The nut-milk industry cares, too, for all it claims to have no interest in “imitating” milk. That’s because “nut drink” doesn’t ring so delicious — and worse than that, it rings unnatural.
And Americans care. The dairy industry and its allies have spent the past century convincing them that the beverage was the best way to make sure children grow big and strong. The mythos around milk and motherhood probably made that job even easier.
So when World War I ended, and all that dairy our leaders had squeezed out of farmers to nourish soldiers overseas had no one to drink it, the government poured the excess into our schools — where it has stayed, thanks to federal subsidies for serving it. Dairy got its own group on the dietary pyramid, and federal guidelines were released recommending three servings of dairy a day.
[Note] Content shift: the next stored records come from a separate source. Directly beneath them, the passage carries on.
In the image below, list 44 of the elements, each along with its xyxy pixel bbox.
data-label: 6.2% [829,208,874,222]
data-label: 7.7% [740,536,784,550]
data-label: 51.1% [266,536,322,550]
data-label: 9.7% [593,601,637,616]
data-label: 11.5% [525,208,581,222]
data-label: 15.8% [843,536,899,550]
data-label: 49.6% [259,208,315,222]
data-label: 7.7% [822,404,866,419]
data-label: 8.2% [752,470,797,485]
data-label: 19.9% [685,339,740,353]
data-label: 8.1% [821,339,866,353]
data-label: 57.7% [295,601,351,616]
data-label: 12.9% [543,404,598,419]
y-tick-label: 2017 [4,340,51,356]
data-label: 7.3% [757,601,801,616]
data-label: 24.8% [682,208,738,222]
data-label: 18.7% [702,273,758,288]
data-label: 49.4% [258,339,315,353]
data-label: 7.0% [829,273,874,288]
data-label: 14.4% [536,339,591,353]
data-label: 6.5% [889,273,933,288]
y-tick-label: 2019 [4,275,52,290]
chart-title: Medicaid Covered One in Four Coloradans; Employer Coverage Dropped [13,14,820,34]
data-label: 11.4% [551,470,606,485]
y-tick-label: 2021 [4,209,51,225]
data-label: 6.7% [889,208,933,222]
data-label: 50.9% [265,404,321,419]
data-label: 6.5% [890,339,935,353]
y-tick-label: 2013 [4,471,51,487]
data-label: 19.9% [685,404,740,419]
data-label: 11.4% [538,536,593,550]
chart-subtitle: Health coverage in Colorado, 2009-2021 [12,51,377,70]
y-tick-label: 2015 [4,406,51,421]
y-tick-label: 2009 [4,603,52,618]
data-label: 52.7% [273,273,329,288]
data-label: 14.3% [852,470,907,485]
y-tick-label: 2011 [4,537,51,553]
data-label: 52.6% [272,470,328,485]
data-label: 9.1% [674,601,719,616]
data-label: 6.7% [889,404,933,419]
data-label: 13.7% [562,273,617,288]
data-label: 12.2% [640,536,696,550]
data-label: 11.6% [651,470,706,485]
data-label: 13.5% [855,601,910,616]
Thanks to all that, milk isn’t associated only with motherhood anymore. It’s associated with Americanness, too. The dairy industry, then, is right that the nut-milkers trade on their reputation. It’s just that their reputation is as pasteurized as their product.
Studies show that milk doesn’t guard against fractures, and even that it may cause certain types of cancer. Loads of fruits and vegetables contain the same nutrients as a tall glass of the white stuff. But no one was going to call bull. The dairy industry was pulling in big bucks and giving them right back to the campaigns of the politicians who helped protect it. It still does. Today, dairy farmers funnel money into a fund that, with U.S. Agriculture Department oversight, supports campaigns like the “Got Milk?” ads that saved the product from a souring citizenry — and defined ’90s childhood as closely as Nickelodeon.
We’ll probably always want to buy something called “milk.” But the product’s identity, “standard” or not, has shifted all the same, and now the dairy industry wants to wrest back the narrative. We may think of milk as American, but there’s also something American about allowing the people to determine what qualifies as “milk.” Milk as we once knew it may finally have fallen off its pedestal, and if it has, there’s no use crying over it.